Leedskalnin, qui pesait environ 40 kg pour 1,50 m, aurait travaillé seul, et essentiellement de nuit, à l’abri des regards. Selon le site officiel du château, le mystère reste entier quant à la technique qu’il utilisa pour découper, déplacer, sculpter et positionner au cordeau des blocs de pierre dont certains pèsent jusqu’à 30 tonnes, dont une porte de 9 tonnes. Le seul outil dont l’utilisation serait connue avec certitude est une grue en bois.
Le château initialement nommé «Ed’s Place», fut rebaptisé Rock Gate Park. Il l’ouvrit au public en proposant des visites pour dix cents. En 1936, lorsque des plans pour un nouveau lotissement émergèrent dans son quartier, Edward déplaça son château élément par élément jusqu’à Homestead, situé à dix miles de là, pour protéger sa vie privée. Il n’a jamais raconté à quiconque comment il avait construit le château sans aucune aide, et comment il l’avait déplacé seul sur plus de 16 kilomètres. Quand on lui posait la question, il répondrait simplement : « Ce n’est pas difficile si vous savez comment faire. »
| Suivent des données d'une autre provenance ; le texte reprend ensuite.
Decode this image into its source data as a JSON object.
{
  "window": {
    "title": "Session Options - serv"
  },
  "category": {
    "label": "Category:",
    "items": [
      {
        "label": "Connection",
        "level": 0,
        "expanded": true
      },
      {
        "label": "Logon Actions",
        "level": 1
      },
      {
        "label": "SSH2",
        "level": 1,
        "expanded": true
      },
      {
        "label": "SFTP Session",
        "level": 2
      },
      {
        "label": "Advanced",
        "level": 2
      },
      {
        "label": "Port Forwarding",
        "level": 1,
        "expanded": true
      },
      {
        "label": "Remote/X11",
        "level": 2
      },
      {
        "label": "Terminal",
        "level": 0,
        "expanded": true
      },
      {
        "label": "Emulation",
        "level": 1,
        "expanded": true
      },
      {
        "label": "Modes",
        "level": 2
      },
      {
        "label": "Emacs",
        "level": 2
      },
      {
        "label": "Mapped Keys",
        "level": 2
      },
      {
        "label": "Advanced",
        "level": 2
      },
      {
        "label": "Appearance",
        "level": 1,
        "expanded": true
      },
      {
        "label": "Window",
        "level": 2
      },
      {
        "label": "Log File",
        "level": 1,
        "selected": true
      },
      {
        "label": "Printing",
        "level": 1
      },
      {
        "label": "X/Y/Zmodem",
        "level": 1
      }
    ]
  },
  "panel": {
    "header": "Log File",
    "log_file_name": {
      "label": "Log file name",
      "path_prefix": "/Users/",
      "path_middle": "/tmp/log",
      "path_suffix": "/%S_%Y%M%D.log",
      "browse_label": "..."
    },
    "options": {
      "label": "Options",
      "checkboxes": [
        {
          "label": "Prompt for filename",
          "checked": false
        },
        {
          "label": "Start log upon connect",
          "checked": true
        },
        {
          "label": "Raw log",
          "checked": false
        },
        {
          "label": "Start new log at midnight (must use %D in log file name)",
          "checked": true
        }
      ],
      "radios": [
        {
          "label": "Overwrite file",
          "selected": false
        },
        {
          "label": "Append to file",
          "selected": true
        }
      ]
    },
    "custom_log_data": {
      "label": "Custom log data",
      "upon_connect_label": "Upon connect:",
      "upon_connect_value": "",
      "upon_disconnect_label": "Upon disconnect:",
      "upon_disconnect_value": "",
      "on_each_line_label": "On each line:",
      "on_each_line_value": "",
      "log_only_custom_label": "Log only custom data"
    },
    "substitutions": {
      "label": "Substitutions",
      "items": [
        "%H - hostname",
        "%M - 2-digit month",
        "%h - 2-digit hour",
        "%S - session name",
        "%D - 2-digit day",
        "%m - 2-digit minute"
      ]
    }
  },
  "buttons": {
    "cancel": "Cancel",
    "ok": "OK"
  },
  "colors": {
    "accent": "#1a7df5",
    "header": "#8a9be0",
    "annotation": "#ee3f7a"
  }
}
Le Château de Corail comprend entre autre, une porte de 9 tonnes, un télescope Polaire, un cadran solaire qui indique non seulement l’heure de la journée à la minute près, mais aussi les saisons et les solstices, ainsi que des sculptures célestes, le tout entièrement en pierre.
Le secret :
Le sculpteur, scientifique et auteur immigré letton Edward Leedskalnin a écrit et publié plusieurs ouvrages, dont deux sont fait pour aller ensemble : “La vie minérale, végétale et animale” et “Magnetic Current”. Ensemble, ces œuvres incarnent la “Force cosmique”, la théorie universelle de Leedskalnin sur l’aimant individuel des pôles Nord et Sud.
Dans son livre, “Comment lire ses écrits : le guide non autorisé pour décoder les œuvres d’Edward Leedskalnin”, l’écrivain et inventeur Edward J. Marlinski offre aux lecteurs plus curieux que les autres, l’opportunité d’accéder à la connaissance d’un pouvoir naturel qui semble avoir été oublié intentionnellement par l’humanité. Marlinski fournit les outils nécessaires pour comprendre la cryptologie de Leedskalnin, mais pose la question suivante : “… comment présélectionneriez-vous entre les mains de qui il (le pouvoir) serait placé ?” Il y a donc du travail à faire. Il donne cependant quelques éléments gratuitement et stimule même les lecteurs en leur proposant de réorganiser les seize lettres du titre de l’un des livres de Leedskalnin, “A book in every home” (Un livre dans chaque maison), pour créer une phrase clé. Marlinski suggère également de refléter les images que Leedskalnin a incluses dans ses écrits. Presque aussi mystérieux et énigmatique que Leedkskalnin, Marliinski avertit les lecteurs d’utiliser leurs nouvelles connaissances pour le bien de l’humanité ou d’en subir les conséquences. Il a apparemment lui-même utilisé ces connaissances à bon escient en tant qu’inventeur et auteur de plusieurs brevets sophistiqués, dont un projet visant à protéger les humains des rayonnements électromagnétiques nocifs. Selon certaines rumeurs, il aurait participé au développement du cœur artificiel de Robert Jarvik.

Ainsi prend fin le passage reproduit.